Junge psychisch belastet

Relativ konsistent zeige sich über verschiedene Studien und Erhebungen hinweg, dass junge Menschen in der Pandemie psychisch stärker belastet waren. „So haben sich beispielsweise mehr junge Menschen und mehr Frauen als Männer während der Lockdowns einsam gefühlt“, sagte Hans-Christoph Friederich, Ärztlicher Direktor der Klinik für Allgemeine Innere Medizin und Psychosomatik am Universitätsklinikum Heidelberg.
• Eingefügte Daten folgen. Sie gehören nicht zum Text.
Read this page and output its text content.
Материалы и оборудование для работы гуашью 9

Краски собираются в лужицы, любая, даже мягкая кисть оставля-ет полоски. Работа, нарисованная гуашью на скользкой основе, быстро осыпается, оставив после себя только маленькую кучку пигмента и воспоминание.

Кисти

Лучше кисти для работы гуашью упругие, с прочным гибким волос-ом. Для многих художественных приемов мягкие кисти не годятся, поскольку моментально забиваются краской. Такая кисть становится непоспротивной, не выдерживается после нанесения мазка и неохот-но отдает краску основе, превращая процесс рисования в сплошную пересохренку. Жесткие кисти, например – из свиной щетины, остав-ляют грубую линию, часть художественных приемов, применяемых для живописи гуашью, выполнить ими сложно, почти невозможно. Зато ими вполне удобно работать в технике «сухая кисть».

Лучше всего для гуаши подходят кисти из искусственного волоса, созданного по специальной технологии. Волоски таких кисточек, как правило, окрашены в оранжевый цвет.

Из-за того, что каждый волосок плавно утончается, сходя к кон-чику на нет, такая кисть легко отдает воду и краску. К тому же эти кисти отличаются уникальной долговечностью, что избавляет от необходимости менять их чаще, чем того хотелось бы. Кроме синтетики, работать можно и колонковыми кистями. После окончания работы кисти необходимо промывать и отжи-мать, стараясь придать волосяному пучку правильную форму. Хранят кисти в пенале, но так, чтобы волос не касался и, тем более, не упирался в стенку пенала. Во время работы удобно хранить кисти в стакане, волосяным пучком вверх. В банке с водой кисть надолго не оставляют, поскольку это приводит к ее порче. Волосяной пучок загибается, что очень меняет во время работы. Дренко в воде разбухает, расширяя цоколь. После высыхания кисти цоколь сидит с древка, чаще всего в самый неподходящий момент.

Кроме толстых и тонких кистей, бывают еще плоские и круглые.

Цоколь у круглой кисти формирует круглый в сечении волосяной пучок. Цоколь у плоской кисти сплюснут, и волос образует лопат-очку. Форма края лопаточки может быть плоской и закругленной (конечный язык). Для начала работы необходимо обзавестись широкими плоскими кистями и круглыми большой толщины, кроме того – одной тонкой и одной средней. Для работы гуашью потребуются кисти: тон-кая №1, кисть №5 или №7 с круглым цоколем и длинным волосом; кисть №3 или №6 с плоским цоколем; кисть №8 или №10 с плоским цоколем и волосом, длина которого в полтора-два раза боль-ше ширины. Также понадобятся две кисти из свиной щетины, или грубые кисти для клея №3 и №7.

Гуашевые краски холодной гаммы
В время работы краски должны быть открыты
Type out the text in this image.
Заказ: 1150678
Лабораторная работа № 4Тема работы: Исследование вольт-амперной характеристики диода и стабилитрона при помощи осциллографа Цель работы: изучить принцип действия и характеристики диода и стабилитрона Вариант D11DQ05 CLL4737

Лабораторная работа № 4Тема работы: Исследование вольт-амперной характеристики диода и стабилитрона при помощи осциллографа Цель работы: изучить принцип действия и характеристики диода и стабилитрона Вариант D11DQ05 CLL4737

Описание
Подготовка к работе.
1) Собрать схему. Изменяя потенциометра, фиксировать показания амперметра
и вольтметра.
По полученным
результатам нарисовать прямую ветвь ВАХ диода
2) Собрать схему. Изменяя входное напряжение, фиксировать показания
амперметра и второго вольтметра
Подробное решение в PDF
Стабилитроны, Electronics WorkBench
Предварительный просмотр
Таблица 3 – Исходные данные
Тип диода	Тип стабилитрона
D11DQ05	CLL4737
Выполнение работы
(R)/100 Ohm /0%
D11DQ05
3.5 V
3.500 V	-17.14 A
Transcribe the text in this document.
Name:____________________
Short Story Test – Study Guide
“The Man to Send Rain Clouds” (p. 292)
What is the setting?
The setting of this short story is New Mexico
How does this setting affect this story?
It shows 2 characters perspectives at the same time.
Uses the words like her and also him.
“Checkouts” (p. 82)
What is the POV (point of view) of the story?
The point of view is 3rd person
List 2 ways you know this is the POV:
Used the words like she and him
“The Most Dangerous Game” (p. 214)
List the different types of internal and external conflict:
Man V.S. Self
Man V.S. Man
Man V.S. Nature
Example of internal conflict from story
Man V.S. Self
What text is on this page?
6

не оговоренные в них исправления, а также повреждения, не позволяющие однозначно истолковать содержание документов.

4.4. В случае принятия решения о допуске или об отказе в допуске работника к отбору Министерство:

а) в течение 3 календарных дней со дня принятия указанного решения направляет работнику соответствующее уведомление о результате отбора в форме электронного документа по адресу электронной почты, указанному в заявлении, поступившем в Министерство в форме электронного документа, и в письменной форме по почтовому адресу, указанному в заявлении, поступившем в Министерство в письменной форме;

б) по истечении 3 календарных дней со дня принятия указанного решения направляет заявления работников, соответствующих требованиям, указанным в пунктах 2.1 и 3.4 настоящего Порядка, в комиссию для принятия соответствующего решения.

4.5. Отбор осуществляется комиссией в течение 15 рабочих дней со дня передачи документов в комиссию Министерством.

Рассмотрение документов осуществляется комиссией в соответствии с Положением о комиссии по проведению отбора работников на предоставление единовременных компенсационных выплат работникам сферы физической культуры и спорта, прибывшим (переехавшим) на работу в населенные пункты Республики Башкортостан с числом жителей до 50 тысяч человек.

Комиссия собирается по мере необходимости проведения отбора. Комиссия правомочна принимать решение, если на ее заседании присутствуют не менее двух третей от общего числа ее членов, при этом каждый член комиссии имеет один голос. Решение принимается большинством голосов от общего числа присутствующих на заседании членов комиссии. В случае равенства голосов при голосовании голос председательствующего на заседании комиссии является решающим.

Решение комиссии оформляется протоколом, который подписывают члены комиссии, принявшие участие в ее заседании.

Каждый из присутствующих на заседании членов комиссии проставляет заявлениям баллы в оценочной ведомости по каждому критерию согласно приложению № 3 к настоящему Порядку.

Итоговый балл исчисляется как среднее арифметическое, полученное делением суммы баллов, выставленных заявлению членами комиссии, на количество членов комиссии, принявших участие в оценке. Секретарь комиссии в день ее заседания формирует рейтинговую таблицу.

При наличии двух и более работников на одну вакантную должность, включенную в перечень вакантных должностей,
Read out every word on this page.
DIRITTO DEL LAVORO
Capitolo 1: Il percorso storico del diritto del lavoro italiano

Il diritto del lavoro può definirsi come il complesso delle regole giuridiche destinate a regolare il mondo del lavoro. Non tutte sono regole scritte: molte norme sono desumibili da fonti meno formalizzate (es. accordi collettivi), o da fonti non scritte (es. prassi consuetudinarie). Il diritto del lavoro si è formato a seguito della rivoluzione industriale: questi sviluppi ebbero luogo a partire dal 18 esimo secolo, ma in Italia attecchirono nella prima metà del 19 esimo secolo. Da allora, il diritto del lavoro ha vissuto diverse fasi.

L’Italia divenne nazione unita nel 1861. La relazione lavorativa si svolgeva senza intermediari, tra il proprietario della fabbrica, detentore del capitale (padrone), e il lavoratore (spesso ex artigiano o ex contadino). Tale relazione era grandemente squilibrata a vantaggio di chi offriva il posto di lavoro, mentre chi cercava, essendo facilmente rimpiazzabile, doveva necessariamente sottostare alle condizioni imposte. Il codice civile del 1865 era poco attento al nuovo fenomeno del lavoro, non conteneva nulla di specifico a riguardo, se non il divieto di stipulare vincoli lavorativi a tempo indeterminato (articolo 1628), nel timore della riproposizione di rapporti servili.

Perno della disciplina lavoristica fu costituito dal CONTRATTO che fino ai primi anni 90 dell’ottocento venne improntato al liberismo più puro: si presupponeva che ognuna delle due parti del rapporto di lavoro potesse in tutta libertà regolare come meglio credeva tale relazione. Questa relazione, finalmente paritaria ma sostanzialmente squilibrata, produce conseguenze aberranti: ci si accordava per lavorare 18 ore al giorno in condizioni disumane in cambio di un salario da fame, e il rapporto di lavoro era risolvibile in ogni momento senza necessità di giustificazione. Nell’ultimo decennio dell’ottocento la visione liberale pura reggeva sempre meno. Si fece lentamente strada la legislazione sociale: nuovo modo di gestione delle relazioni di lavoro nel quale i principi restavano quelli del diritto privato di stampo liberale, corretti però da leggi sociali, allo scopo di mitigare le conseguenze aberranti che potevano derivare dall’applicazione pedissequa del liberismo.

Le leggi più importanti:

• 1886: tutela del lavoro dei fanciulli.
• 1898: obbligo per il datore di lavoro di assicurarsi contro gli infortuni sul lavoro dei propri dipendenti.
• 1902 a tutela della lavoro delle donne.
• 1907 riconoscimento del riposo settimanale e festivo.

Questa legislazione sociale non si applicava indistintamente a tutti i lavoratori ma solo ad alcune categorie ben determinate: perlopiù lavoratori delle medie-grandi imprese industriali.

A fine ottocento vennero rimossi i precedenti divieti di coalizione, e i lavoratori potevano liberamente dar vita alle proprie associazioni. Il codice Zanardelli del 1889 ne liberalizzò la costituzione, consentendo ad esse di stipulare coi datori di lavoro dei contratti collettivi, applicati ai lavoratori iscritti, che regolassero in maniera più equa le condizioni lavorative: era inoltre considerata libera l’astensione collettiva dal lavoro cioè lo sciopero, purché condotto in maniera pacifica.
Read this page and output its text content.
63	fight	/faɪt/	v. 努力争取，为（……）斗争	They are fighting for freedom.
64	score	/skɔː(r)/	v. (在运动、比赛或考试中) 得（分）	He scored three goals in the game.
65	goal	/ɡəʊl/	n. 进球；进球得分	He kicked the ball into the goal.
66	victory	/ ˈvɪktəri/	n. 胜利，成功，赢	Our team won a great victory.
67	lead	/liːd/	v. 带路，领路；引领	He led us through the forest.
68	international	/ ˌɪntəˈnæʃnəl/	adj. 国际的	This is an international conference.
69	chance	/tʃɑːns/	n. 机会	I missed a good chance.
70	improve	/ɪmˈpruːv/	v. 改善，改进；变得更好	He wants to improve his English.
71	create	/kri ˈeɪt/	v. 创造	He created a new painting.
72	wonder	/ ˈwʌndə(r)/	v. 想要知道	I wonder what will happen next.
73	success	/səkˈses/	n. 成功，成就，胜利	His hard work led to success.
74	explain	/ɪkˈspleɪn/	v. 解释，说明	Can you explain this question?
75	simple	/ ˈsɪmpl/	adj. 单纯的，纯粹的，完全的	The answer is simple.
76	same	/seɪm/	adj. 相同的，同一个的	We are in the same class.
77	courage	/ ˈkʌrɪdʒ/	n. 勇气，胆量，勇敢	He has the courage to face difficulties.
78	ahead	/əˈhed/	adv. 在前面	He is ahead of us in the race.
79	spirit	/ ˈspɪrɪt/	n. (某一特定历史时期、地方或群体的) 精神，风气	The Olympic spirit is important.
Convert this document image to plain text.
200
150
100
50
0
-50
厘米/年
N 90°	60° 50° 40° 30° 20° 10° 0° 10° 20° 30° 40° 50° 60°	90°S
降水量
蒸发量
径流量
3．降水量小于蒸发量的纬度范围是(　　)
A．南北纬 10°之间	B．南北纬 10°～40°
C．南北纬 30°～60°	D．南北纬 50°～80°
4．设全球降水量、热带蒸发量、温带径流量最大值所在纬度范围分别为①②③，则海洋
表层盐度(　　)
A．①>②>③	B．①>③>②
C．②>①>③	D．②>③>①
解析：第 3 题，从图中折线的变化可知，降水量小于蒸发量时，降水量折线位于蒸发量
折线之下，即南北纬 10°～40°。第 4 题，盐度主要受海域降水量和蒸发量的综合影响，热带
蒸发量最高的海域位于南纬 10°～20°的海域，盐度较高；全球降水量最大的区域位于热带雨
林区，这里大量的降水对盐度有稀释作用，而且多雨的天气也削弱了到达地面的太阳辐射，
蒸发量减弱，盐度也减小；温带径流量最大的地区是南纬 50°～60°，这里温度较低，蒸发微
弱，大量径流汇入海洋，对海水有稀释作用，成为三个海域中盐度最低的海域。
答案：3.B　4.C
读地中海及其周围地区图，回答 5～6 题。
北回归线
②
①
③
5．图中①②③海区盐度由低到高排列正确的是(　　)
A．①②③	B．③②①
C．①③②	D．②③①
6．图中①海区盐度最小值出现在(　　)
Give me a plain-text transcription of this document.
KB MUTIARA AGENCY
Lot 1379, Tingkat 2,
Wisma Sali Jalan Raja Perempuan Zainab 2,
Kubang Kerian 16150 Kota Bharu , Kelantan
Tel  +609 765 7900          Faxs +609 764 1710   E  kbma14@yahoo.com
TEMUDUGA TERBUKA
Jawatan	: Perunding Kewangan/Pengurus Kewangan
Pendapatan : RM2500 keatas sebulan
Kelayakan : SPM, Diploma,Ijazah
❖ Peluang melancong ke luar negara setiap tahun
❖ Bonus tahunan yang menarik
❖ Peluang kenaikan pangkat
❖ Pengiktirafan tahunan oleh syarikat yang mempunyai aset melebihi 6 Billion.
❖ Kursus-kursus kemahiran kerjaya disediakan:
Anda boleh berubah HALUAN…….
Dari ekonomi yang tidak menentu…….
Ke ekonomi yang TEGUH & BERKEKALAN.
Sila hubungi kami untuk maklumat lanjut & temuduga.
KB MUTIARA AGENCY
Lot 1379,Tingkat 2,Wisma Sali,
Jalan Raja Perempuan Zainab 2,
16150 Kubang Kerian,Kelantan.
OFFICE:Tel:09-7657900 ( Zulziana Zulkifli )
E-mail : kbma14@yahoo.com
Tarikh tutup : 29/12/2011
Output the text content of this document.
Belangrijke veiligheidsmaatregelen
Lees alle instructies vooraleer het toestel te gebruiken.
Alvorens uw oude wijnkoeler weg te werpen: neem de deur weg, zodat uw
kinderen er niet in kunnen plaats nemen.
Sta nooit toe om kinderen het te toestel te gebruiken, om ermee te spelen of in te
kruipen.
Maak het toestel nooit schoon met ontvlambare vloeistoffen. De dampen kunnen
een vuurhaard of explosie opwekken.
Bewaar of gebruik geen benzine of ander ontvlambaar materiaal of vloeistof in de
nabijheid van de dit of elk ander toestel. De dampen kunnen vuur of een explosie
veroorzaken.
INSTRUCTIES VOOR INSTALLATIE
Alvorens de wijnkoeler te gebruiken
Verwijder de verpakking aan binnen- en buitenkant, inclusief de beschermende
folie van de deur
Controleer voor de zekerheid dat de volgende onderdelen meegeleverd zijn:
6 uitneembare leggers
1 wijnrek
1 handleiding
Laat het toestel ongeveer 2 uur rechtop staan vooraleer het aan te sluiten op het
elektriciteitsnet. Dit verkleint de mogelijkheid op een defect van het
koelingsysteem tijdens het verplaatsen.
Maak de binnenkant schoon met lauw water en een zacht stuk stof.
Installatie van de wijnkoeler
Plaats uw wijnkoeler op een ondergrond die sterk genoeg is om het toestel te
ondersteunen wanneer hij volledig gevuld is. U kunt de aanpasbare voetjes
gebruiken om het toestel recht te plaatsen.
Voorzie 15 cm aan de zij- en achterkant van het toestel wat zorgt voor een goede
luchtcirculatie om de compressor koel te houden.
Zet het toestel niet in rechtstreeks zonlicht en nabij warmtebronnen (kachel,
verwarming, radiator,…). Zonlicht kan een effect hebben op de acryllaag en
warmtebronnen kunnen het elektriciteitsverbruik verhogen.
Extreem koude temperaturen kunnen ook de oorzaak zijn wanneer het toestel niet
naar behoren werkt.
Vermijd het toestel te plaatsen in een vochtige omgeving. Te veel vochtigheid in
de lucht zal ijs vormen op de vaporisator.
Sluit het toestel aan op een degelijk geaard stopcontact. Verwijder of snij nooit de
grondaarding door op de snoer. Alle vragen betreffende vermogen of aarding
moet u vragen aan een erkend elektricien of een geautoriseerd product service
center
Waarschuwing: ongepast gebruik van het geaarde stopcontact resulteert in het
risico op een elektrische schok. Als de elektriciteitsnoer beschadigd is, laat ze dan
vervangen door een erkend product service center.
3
Allerdings: Einsamkeit sei bereits vor der Pandemie ein weit verbreitetes, aber kaum adressiertes Phänomen gewesen, dessen gesundheitliche Folgen noch viel zu wenig bekannt und beachtet seien.

In der kanadischen Studie hätte sich sowohl ein Anstieg von Angstzuständen und Depressionen als auch eine Verschlechterung bereits bestehender Essstörungen gezeigt, stellten die deutschen Experten fest. „Ausschlaggebend war dabei vor allem die Trias aus Verlust der Tagesstruktur, Rückgang sozialer Beziehungen und der häufig kompensatorisch gesteigerte Konsum von digitalen Medien“, erklärte Herpertz.

Wichtig für die Aufarbeitung und den Umgang mit den psychischen Folgen der Pandemie sei, momentan vor allem zu eruieren, welche psychischen Belastungen oder Erkrankungen eine Tendenz zur Chronifizierung hätten und wie man das am besten verhindern könne. „Außerdem hat die Pandemie noch einmal ein Schlaglicht auf bereits lange bestehende Problematiken geworfen: Die Unterversorgung und die Wartezeiten auf einen Therapieplatz etwa, aber auch kaum beachtete, jedoch sehr relevante gesamtgesellschaftliche Probleme wie Einsamkeit, die auf gesellschaftlicher, kommunaler und individueller Ebene besser angesprochen und auch in der Gesundheitsversorgung erfasst werden müssen“, so Friederich.